Below are some strategies that you can use to support your wellbeing:
- Schedule time for you.You probably use a shared family calendar which is posted on a bulletin board or the refrigerator. This calendar outlines all your child’s activities from waking to going to bed. As a reminder for you, put time on the calendar for you to take time out to relax and refocus. Engage family members to help and provide extra support and resources during your downtime. You can also reach out to extended family such as grandparents to support your need for personal time. Also doing something as simple as lighting an aromatherapy candle 15 minutes before going to bed will help you relax. It is important for you to take time away to recharge. In the long run, it will help with your ability to better manage and focus on the day-to-day.

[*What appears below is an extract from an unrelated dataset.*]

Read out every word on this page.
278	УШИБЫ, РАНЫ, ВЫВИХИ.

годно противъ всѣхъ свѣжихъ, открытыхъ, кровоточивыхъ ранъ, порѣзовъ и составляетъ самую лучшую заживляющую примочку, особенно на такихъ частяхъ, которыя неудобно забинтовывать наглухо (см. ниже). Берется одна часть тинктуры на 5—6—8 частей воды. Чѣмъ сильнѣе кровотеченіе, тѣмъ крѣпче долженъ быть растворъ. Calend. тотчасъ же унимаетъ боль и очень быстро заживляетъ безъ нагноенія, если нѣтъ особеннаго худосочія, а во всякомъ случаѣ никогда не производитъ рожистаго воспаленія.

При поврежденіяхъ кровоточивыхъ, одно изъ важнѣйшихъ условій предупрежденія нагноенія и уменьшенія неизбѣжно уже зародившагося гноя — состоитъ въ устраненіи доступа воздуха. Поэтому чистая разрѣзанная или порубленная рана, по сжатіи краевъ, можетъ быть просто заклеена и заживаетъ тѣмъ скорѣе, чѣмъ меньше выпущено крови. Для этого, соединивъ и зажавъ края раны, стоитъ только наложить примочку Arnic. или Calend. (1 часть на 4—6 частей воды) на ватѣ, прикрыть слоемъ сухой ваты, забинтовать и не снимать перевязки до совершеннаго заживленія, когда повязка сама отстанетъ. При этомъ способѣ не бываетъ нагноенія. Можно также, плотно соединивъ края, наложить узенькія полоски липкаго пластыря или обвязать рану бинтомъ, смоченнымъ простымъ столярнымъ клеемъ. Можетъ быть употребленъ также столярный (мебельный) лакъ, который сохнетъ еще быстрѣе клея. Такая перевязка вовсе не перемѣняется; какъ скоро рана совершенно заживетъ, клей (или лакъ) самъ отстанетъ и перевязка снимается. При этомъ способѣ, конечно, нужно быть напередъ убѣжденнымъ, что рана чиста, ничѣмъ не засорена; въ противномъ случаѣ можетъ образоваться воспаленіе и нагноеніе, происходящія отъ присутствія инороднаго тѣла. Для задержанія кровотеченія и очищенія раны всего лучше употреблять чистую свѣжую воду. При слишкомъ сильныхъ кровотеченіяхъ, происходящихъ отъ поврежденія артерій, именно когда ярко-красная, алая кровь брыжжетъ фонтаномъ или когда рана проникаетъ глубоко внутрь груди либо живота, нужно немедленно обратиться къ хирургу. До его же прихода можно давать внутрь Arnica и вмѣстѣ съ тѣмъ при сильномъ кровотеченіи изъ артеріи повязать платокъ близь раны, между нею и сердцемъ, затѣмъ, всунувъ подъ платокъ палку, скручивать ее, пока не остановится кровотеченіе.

- Get support. Reach out to support groups for parents or start one of your own. It is important to build a network of support beyond family and friends. Be open and comfortable sharing your feelings and frustrations. This is necessary for you and for your child. Talking with other parents of children diagnosed with ADHD can be empowering by reminding you that you are not alone. In addition, it is a time to discuss challenges, share strategies and solutions, and offer you a time to exhale. Most importantly, you all have the same goals, face the same challenges, and want only the best for your children. This can be a deep and enduring bond with others. You may find that this support group may be one of your strongest allies.
- Understand the resources available to you. Many school districts offer children diagnosed with ADHD special accommodations inside and outside of the classroom. Speak with your child’s teacher to learn about resources and special offerings such as an Individualized Education Plan (IEP) or a 504 Accommodations Plan. Also, seek out other parents to learn from them regarding educational resources that they are using for their children. Partnering with your child’s teacher early can best help set your child up for success.
- Be patient and manage your expectations. Once your child has been properly diagnosed with ADHD, it is the first step in a journey towards betterment that will require a day-by-day, hour-by-hour, or even a minute-by-minute approach. Understanding that the key to ADHD is effective management through strategies, solutions and support will guide your decisions and resources. Work with a therapist to help you learn as much as possible about your child’s diagnosis and needs to establish daily routines and knowledge of your child’s behavior. Your therapist also can share the latest in innovative strategies, such as art as treatment for ADHD. This will help prepare you and help you avoid awkward situations or be caught off guard. Remember knowledge is a form of empowerment and with it you can work with your child to help them chart their best possible future.
Remember, a diagnosis of ADHD does not have to be looked upon as a challenge that will change the tide of your life or family. But instead, through education and resources you can empower yourself, your child, and your family. There are always hidden talents within a child diagnosed with ADHD. Using resources and strategies consistently can help parents and children discover these hidden talents. Following the strategies above, will help you to more effectively care for and manage your health, emotions and resourcefulness, which will enable you and your child to chart the best possible path forward for the both of you.